If it seems like you are spending all your time fighting fires and trying to track down the cause of problems, you might have benefitted from this presentation. Mike talked about some of the most common and persistent problems in the distributed environments, whether it's a heterogeneous or homogeneous environment. And whether you're dealing with databases, applications, underlying technologies or all of it. The talk focused on solving these problems with real-world, common sense solutions. (A lot of the advice dealt with PC hardware configuration, and nothing specific to UNIX. But this advice is nonetheless useful to most people working in a mixed network environment, where PCs are likely to be involved.)

The talk concluded with a brief Q&A period. Free t-shirts as well as product information and video tapes from BMC were given out to those who wanted them.

April 9, 1996: Round-Table Discussion

Due to circumstances beyond MUUG's control, we were unable to meet at the usual location this month, so the topic originally scheduled for this month has been moved to May. In its place, we had a round-table discussion, on various topics of interest to UNIX users. Topics varied quite a bit, and included questions and discussions on AIX, installing Solaris, network security under Linux, Windows NT, and even VMS.

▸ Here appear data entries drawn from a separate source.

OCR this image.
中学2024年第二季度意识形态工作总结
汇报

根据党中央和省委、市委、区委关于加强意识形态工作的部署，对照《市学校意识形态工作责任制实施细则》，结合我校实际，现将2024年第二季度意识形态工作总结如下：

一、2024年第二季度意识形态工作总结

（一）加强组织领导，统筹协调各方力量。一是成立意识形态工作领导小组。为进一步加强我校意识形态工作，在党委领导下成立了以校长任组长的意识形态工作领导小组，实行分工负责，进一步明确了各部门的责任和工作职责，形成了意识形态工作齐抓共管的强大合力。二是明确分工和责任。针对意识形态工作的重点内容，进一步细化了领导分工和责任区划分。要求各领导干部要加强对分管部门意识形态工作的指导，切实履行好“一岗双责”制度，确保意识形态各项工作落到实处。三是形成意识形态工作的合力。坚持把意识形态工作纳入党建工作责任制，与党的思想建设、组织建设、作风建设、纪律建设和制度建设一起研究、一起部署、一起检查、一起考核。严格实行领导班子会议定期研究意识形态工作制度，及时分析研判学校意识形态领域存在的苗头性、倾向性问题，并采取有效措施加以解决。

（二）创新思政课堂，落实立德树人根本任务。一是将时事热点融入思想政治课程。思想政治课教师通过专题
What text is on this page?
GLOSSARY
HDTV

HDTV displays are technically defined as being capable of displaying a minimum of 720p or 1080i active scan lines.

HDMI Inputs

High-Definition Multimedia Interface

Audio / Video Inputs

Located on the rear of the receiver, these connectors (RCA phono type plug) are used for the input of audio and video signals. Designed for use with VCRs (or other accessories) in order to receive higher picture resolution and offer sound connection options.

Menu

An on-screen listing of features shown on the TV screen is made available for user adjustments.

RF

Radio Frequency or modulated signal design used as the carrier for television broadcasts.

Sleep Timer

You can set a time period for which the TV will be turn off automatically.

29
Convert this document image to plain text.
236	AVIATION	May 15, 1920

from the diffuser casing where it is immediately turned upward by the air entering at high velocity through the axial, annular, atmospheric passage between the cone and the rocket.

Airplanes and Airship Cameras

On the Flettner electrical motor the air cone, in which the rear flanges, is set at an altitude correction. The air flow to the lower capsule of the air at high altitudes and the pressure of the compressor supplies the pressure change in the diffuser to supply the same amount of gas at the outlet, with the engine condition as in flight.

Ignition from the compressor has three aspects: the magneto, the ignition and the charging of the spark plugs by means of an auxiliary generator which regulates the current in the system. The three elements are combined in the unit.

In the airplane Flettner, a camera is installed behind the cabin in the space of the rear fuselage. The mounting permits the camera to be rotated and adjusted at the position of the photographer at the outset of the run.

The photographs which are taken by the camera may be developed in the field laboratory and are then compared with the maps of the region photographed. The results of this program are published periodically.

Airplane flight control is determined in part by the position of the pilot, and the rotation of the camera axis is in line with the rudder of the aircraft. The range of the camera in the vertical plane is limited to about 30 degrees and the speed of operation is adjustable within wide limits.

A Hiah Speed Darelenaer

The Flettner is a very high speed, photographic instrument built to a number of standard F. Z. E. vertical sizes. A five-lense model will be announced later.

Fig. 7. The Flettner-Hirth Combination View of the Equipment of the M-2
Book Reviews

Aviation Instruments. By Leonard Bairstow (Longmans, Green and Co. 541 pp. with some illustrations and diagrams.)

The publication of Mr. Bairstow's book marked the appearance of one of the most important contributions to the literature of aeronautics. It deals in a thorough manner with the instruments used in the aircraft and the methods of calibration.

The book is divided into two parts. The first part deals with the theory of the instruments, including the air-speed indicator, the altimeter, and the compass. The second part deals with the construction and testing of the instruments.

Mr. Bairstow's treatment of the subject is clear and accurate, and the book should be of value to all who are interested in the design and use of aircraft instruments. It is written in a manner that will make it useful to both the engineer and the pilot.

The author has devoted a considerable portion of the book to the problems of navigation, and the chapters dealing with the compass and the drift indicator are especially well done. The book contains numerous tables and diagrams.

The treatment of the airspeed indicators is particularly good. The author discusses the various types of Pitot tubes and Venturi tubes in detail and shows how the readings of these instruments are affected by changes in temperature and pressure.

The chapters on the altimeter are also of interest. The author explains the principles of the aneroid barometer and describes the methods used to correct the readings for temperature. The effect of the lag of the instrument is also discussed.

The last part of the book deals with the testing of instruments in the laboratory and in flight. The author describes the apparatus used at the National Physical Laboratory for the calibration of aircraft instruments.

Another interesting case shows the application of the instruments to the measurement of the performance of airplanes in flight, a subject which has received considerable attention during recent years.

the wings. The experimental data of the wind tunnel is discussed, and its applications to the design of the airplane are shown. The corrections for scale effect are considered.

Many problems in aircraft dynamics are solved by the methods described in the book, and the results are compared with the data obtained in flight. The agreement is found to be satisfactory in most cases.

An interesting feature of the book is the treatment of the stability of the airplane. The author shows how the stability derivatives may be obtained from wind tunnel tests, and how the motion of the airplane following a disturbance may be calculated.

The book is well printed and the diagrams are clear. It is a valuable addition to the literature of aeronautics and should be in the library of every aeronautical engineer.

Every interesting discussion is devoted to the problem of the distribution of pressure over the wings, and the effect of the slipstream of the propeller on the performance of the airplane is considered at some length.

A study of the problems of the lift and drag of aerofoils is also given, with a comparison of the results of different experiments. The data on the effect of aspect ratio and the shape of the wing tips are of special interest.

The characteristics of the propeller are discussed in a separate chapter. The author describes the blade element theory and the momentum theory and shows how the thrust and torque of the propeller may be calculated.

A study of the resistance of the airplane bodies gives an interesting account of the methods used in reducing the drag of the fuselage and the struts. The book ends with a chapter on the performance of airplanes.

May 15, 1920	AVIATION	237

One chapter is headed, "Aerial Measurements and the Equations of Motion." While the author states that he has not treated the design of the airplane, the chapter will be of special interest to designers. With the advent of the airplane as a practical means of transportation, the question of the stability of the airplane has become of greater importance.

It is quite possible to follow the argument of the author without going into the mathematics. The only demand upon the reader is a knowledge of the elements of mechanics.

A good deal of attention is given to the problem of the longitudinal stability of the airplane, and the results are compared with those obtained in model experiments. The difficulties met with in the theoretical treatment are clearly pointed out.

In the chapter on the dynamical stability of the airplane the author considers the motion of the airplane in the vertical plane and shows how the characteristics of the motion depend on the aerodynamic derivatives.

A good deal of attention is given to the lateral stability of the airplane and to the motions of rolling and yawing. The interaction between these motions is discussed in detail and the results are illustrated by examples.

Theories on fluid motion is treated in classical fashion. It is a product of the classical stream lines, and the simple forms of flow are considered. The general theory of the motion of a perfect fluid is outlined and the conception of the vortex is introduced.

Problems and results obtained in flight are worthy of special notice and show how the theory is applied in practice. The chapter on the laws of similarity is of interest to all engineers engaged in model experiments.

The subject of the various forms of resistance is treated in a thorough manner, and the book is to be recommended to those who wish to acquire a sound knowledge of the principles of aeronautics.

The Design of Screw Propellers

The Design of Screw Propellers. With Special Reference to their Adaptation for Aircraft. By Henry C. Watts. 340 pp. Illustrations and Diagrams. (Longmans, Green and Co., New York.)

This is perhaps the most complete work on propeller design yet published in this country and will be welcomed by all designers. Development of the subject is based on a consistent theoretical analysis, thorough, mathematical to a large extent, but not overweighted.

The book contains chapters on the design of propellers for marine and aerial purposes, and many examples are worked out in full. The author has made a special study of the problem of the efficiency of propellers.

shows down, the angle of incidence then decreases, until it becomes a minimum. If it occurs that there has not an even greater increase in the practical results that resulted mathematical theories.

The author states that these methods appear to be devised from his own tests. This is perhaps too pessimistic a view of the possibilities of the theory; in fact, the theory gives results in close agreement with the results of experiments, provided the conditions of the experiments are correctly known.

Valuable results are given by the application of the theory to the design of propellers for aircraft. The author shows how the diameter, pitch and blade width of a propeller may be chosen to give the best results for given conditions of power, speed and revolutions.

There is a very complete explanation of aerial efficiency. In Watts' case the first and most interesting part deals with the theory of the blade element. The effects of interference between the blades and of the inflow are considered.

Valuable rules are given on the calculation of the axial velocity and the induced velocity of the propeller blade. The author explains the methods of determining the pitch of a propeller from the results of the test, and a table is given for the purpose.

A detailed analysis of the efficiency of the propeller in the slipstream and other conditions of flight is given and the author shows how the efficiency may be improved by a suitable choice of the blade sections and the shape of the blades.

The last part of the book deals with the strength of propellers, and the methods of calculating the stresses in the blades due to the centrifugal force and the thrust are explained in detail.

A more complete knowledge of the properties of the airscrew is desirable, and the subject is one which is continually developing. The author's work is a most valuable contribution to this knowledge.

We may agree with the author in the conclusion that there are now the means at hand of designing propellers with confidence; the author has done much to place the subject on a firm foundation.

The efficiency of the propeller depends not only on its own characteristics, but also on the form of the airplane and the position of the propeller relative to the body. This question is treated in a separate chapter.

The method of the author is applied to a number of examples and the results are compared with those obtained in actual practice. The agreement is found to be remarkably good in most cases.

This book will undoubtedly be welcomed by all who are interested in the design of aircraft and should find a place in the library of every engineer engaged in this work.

For this month only, the meeting was held at ISM, at 400 Ellice Ave, where the Linux SIG usually meets. (Our thanks to Doug Jackson, of ISM, for hosting this meeting, and to Doug Shewfelt for chairing it.)

May 14, 1996: Oracle Webserver Technology

Presented by Gavin Sellman, Oracle Canada. The Oracle WebServer (tm) combines the simplicity of the World Wide Web with Oracle's leading edge database technology to enable a whole new generation of powerful Web applications. The system consists of several modular components, which follow standard protocols and interfaces. The WebServer itself is a standard HTTP/1.0 server, with support for external CGI programs. WebAgent is such a CGI, and provides the interface to the Oracle database server, via a TCP/IP based protocol. Queries are passed along to the database server, which executes stored procedures to extract the requested data, and produce HTML output, which is then passed back to WebAgent, WebServer, and finally the web browser.

During this presentation, Gavin demonstrated Oracle Web applications running over the Internet. These were simple demos of an employee database, and an online order system. All of the demonstrated software is available, for a free 90-day trial, for several platforms, at Oracle's Web site.

June 11, 1996: MUUG Barbecue (6:30 PM)

Another long-standing MUUG tradition is that we kick off our summer break with another party! As the warm June sun lures us away from dark, stuffy meeting rooms, what better way to get together with other UNIX users than at our annual BBQ?

This year, the barbeque was held at Assiniboine Park. Unfortunately, despite almost ideal weather for it, the turn-out was very small. There were only 10 people, and most of them were board members and spouses. Only one non-board member showed up, which was rather disappointing. Thank you to those who did come out; I hope you had a good time. A big thank you to those who helped coordinate, and get the required stuff.